Areas of the Body Affected and Symptoms
The manifestations of cicatricial pemphigoid vary, with the oral cavity being the most common site. Individuals often experience painful sores and erosions on the gums and inner cheeks. This can present as desquamative gingivitis, where the gums’ outer layers peel away, exposing inflamed tissue and making eating and speaking difficult.
Ocular involvement, termed ocular cicatricial pemphigoid, can be particularly serious. It begins with symptoms resembling conjunctivitis, such as redness, burning, and a gritty sensation. As inflammation persists, scarring can cause the conjunctiva to shrink. This can lead to adhesions known as symblepharon, where the eyelid scars to the eyeball, and may result in vision loss if not addressed.
Other mucous membranes can also be affected. The nasal passages may develop crusting, obstruction, and nosebleeds. Involvement of the pharynx or larynx can cause hoarseness and difficulty swallowing. The genital and anal regions can also develop painful erosions and scarring that may impair function.
Skin involvement occurs in up to a third of patients. Tense blisters may form on the head, neck, and areas prone to trauma. These can rupture, leaving erosions that heal with scarring. Involvement of the scalp can lead to hair loss, known as alopecia.
The Autoimmune Cause
Cicatricial pemphigoid is an autoimmune disorder where the body’s immune system mistakenly attacks its own tissues. The immune system produces autoantibodies that target proteins within the basement membrane zone. This zone is a network of proteins that anchors the outer layer of the skin or mucous membrane (epidermis) to the underlying layer (dermis).
When autoantibodies bind to these proteins, they trigger an inflammatory cascade that disrupts the connection between tissue layers. This disruption leads to the formation of a separation, or blister. The subsequent healing process results in the characteristic scarring of the condition.
The precise trigger for this autoimmune response is not fully understood. It is not a contagious disease and cannot be passed from one person to another. The mechanism involves a failure of the immune system to recognize its own components, leading to an attack on structures that maintain tissue integrity.
Diagnostic Procedures
A definitive diagnosis begins with a clinical evaluation by a specialist who recognizes the pattern of blistering and scarring. To confirm the suspicion, a biopsy of affected tissue is performed. A small sample is taken from the edge of a new blister for laboratory analysis.
The primary diagnostic test on this tissue sample is direct immunofluorescence (DIF), considered the gold standard. This technique uses fluorescent dyes to identify autoantibodies that have bound to the basement membrane zone. A positive result shows a linear deposit of these antibodies, confirming the autoimmune attack.
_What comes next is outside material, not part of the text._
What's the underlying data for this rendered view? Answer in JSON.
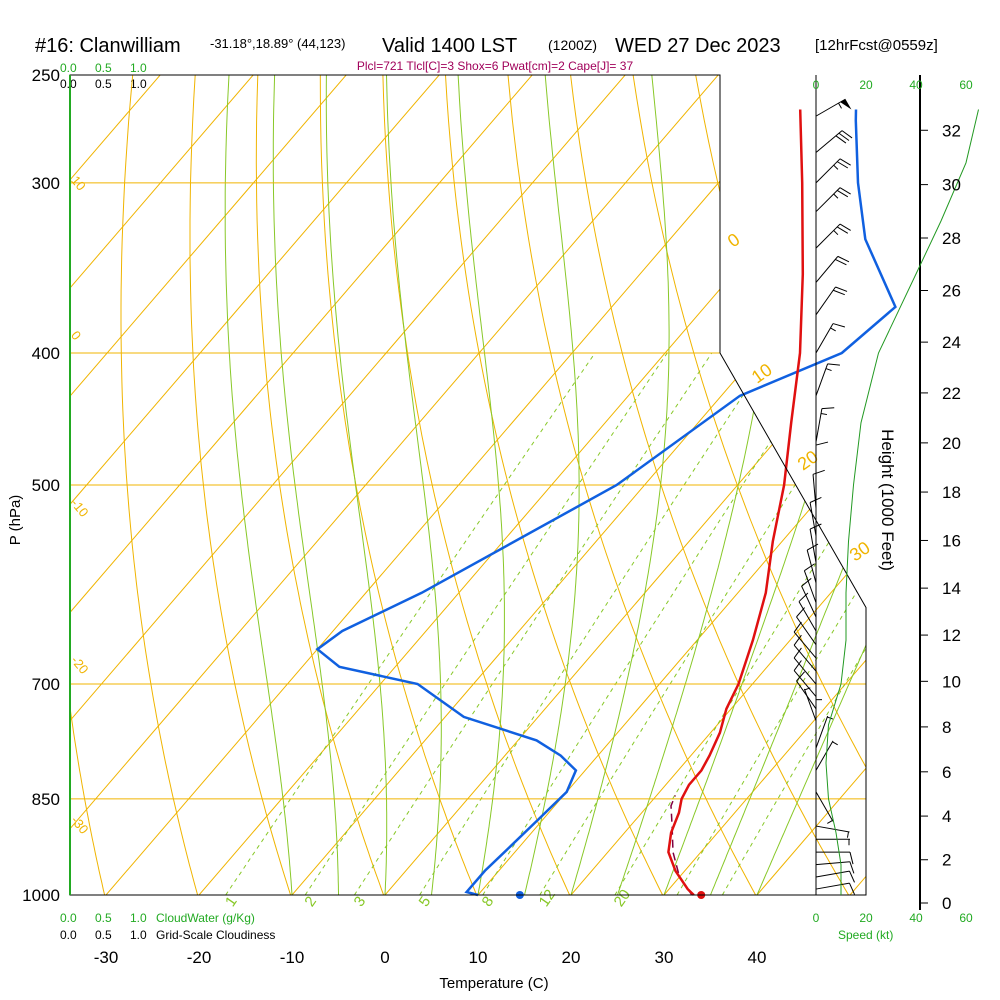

In addition to a tissue biopsy, blood tests may support the diagnosis. A test called indirect immunofluorescence can detect autoantibodies circulating in the bloodstream. Finding these circulating antibodies provides complementary evidence for the diagnosis.
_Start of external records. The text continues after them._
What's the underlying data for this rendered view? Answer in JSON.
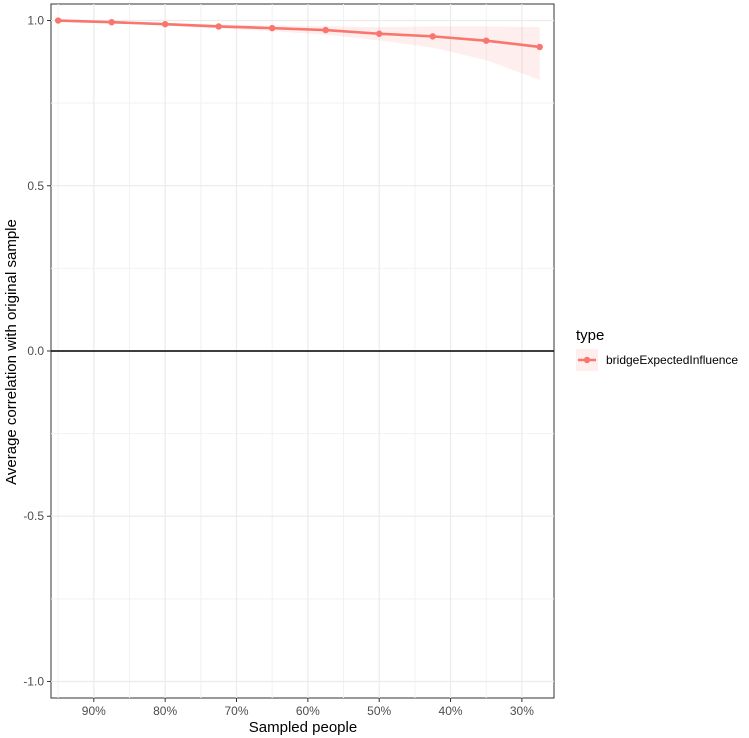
{
  "chart_data": {
    "type": "line",
    "xlabel": "Sampled people",
    "ylabel": "Average correlation with original sample",
    "x_tick_labels": [
      "90%",
      "80%",
      "70%",
      "60%",
      "50%",
      "40%",
      "30%"
    ],
    "x_ticks": [
      0.9,
      0.8,
      0.7,
      0.6,
      0.5,
      0.4,
      0.3
    ],
    "x_reversed": true,
    "xlim": [
      0.255,
      0.96
    ],
    "y_tick_labels": [
      "-1.0",
      "-0.5",
      "0.0",
      "0.5",
      "1.0"
    ],
    "y_ticks": [
      -1.0,
      -0.5,
      0.0,
      0.5,
      1.0
    ],
    "ylim": [
      -1.05,
      1.05
    ],
    "grid": true,
    "hline": 0.0,
    "legend": {
      "title": "type",
      "position": "right"
    },
    "series": [
      {
        "name": "bridgeExpectedInfluence",
        "color": "#f8766d",
        "x": [
          0.95,
          0.875,
          0.8,
          0.725,
          0.65,
          0.575,
          0.5,
          0.425,
          0.35,
          0.275
        ],
        "y": [
          1.0,
          0.995,
          0.989,
          0.982,
          0.977,
          0.971,
          0.96,
          0.952,
          0.939,
          0.92
        ],
        "band_lower": [
          1.0,
          0.992,
          0.985,
          0.976,
          0.968,
          0.957,
          0.94,
          0.918,
          0.88,
          0.82
        ],
        "band_upper": [
          1.0,
          0.998,
          0.993,
          0.988,
          0.985,
          0.983,
          0.98,
          0.982,
          0.982,
          0.98
        ]
      }
    ]
  }
}
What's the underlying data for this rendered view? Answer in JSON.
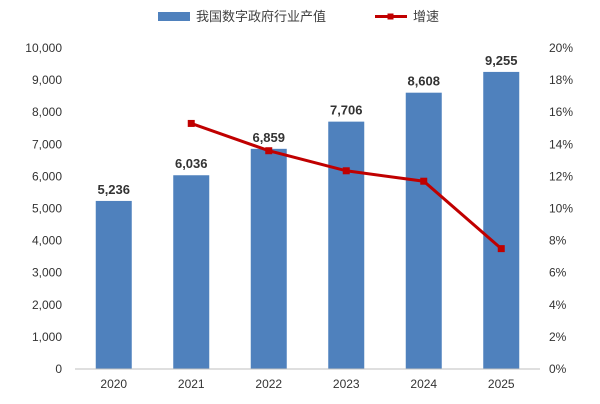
{
  "chart_data": {
    "type": "bar+line",
    "categories": [
      "2020",
      "2021",
      "2022",
      "2023",
      "2024",
      "2025"
    ],
    "series": [
      {
        "name": "我国数字政府行业产值",
        "type": "bar",
        "axis": "left",
        "color": "#4F81BD",
        "values": [
          5236,
          6036,
          6859,
          7706,
          8608,
          9255
        ],
        "labels": [
          "5,236",
          "6,036",
          "6,859",
          "7,706",
          "8,608",
          "9,255"
        ]
      },
      {
        "name": "增速",
        "type": "line",
        "axis": "right",
        "color": "#C00000",
        "values": [
          null,
          15.3,
          13.6,
          12.35,
          11.7,
          7.5
        ]
      }
    ],
    "left_axis": {
      "ylim": [
        0,
        10000
      ],
      "ticks": [
        "0",
        "1,000",
        "2,000",
        "3,000",
        "4,000",
        "5,000",
        "6,000",
        "7,000",
        "8,000",
        "9,000",
        "10,000"
      ]
    },
    "right_axis": {
      "ylim": [
        0,
        20
      ],
      "ticks": [
        "0%",
        "2%",
        "4%",
        "6%",
        "8%",
        "10%",
        "12%",
        "14%",
        "16%",
        "18%",
        "20%"
      ]
    },
    "grid": false,
    "legend": "top"
  }
}
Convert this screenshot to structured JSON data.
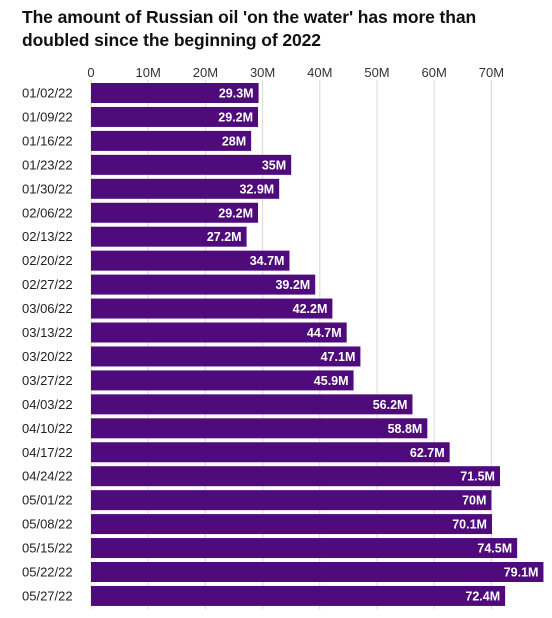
{
  "chart_data": {
    "type": "bar",
    "orientation": "horizontal",
    "title": "The amount of Russian oil 'on the water' has more than doubled since the beginning of 2022",
    "categories": [
      "01/02/22",
      "01/09/22",
      "01/16/22",
      "01/23/22",
      "01/30/22",
      "02/06/22",
      "02/13/22",
      "02/20/22",
      "02/27/22",
      "03/06/22",
      "03/13/22",
      "03/20/22",
      "03/27/22",
      "04/03/22",
      "04/10/22",
      "04/17/22",
      "04/24/22",
      "05/01/22",
      "05/08/22",
      "05/15/22",
      "05/22/22",
      "05/27/22"
    ],
    "values": [
      29.3,
      29.2,
      28,
      35,
      32.9,
      29.2,
      27.2,
      34.7,
      39.2,
      42.2,
      44.7,
      47.1,
      45.9,
      56.2,
      58.8,
      62.7,
      71.5,
      70,
      70.1,
      74.5,
      79.1,
      72.4
    ],
    "data_labels": [
      "29.3M",
      "29.2M",
      "28M",
      "35M",
      "32.9M",
      "29.2M",
      "27.2M",
      "34.7M",
      "39.2M",
      "42.2M",
      "44.7M",
      "47.1M",
      "45.9M",
      "56.2M",
      "58.8M",
      "62.7M",
      "71.5M",
      "70M",
      "70.1M",
      "74.5M",
      "79.1M",
      "72.4M"
    ],
    "x_ticks": [
      0,
      10,
      20,
      30,
      40,
      50,
      60,
      70
    ],
    "x_tick_labels": [
      "0",
      "10M",
      "20M",
      "30M",
      "40M",
      "50M",
      "60M",
      "70M"
    ],
    "xlim": [
      0,
      80
    ],
    "axis_position": "top",
    "grid": true,
    "colors": {
      "bar": "#4f0a7c",
      "grid": "#d9d9d9",
      "label": "#ffffff"
    }
  }
}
Management and Treatment Approaches
The primary goals of managing cicatricial pemphigoid are to halt inflammation, prevent new blisters, and minimize scarring to preserve function. Treatment plans are tailored to the disease’s severity and the areas affected. The approach involves medications that suppress the body’s overactive immune response.
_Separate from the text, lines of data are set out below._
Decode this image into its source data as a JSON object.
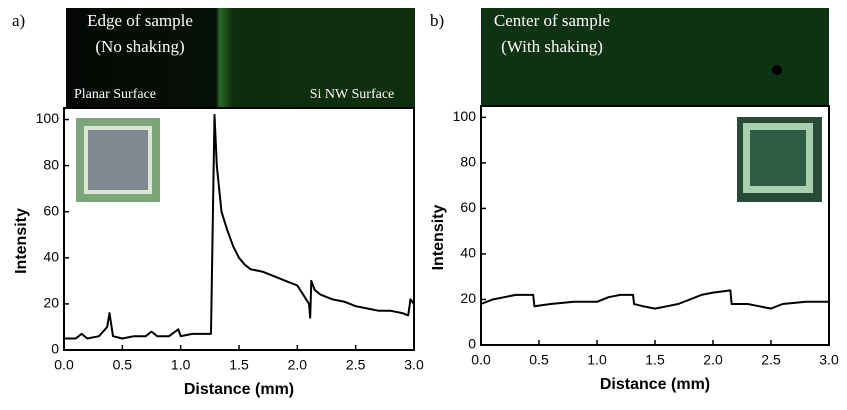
{
  "chart_data": [
    {
      "type": "line",
      "panel_label": "a)",
      "annotations": [
        "Edge of sample",
        "(No shaking)",
        "Planar Surface",
        "Si NW Surface"
      ],
      "xlabel": "Distance (mm)",
      "ylabel": "Intensity",
      "xlim": [
        0,
        3
      ],
      "ylim": [
        0,
        105
      ],
      "xticks": [
        {
          "value": 0,
          "label": "0.0"
        },
        {
          "value": 0.5,
          "label": "0.5"
        },
        {
          "value": 1,
          "label": "1.0"
        },
        {
          "value": 1.5,
          "label": "1.5"
        },
        {
          "value": 2,
          "label": "2.0"
        },
        {
          "value": 2.5,
          "label": "2.5"
        },
        {
          "value": 3,
          "label": "3.0"
        }
      ],
      "yticks": [
        0,
        20,
        40,
        60,
        80,
        100
      ],
      "series": [
        {
          "color": "#000000",
          "x": [
            0.0,
            0.1,
            0.15,
            0.2,
            0.3,
            0.37,
            0.39,
            0.42,
            0.5,
            0.6,
            0.7,
            0.75,
            0.8,
            0.9,
            0.98,
            1.0,
            1.1,
            1.2,
            1.26,
            1.27,
            1.29,
            1.31,
            1.35,
            1.4,
            1.45,
            1.5,
            1.55,
            1.6,
            1.7,
            1.8,
            1.9,
            2.0,
            2.05,
            2.1,
            2.11,
            2.12,
            2.15,
            2.2,
            2.3,
            2.4,
            2.5,
            2.6,
            2.7,
            2.8,
            2.9,
            2.95,
            2.97,
            3.0
          ],
          "values": [
            5,
            5,
            7,
            5,
            6,
            10,
            16,
            6,
            5,
            6,
            6,
            8,
            6,
            6,
            9,
            6,
            7,
            7,
            7,
            40,
            102,
            80,
            60,
            52,
            45,
            40,
            37,
            35,
            34,
            32,
            30,
            28,
            24,
            20,
            14,
            30,
            26,
            24,
            22,
            21,
            19,
            18,
            17,
            17,
            16,
            15,
            22,
            20
          ]
        }
      ]
    },
    {
      "type": "line",
      "panel_label": "b)",
      "annotations": [
        "Center of sample",
        "(With shaking)"
      ],
      "xlabel": "Distance (mm)",
      "ylabel": "Intensity",
      "xlim": [
        0,
        3
      ],
      "ylim": [
        0,
        105
      ],
      "xticks": [
        {
          "value": 0,
          "label": "0.0"
        },
        {
          "value": 0.5,
          "label": "0.5"
        },
        {
          "value": 1,
          "label": "1.0"
        },
        {
          "value": 1.5,
          "label": "1.5"
        },
        {
          "value": 2,
          "label": "2.0"
        },
        {
          "value": 2.5,
          "label": "2.5"
        },
        {
          "value": 3,
          "label": "3.0"
        }
      ],
      "yticks": [
        0,
        20,
        40,
        60,
        80,
        100
      ],
      "series": [
        {
          "color": "#000000",
          "x": [
            0.0,
            0.1,
            0.2,
            0.3,
            0.4,
            0.45,
            0.46,
            0.6,
            0.8,
            1.0,
            1.1,
            1.2,
            1.31,
            1.32,
            1.4,
            1.5,
            1.6,
            1.7,
            1.8,
            1.9,
            2.0,
            2.15,
            2.16,
            2.3,
            2.4,
            2.5,
            2.6,
            2.8,
            3.0
          ],
          "values": [
            18,
            20,
            21,
            22,
            22,
            22,
            17,
            18,
            19,
            19,
            21,
            22,
            22,
            18,
            17,
            16,
            17,
            18,
            20,
            22,
            23,
            24,
            18,
            18,
            17,
            16,
            18,
            19,
            19
          ]
        }
      ]
    }
  ]
}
For initial control of inflammation in severe cases, systemic corticosteroids like prednisone are used. To avoid the long-term side effects of steroids, other immunosuppressive medications are introduced for long-term management. Drugs such as dapsone, mycophenolate mofetil, or azathioprine may be used to keep the condition in remission, while biologic therapies like rituximab may be considered.
Topical treatments can also be beneficial, particularly for milder cases or as a supplement to other therapies. High-potency topical steroids can be applied to oral or skin lesions to reduce local inflammation. For ocular disease, specialized eye drops containing anti-inflammatory agents are used to manage symptoms and prevent scarring.
Effective management requires a collaborative approach from a team of specialists. This team may include a dermatologist, an ophthalmologist for eye care, and a dentist or oral medicine specialist for mouth lesions. Coordinated care among these professionals helps address the diverse symptoms and prevent long-term complications.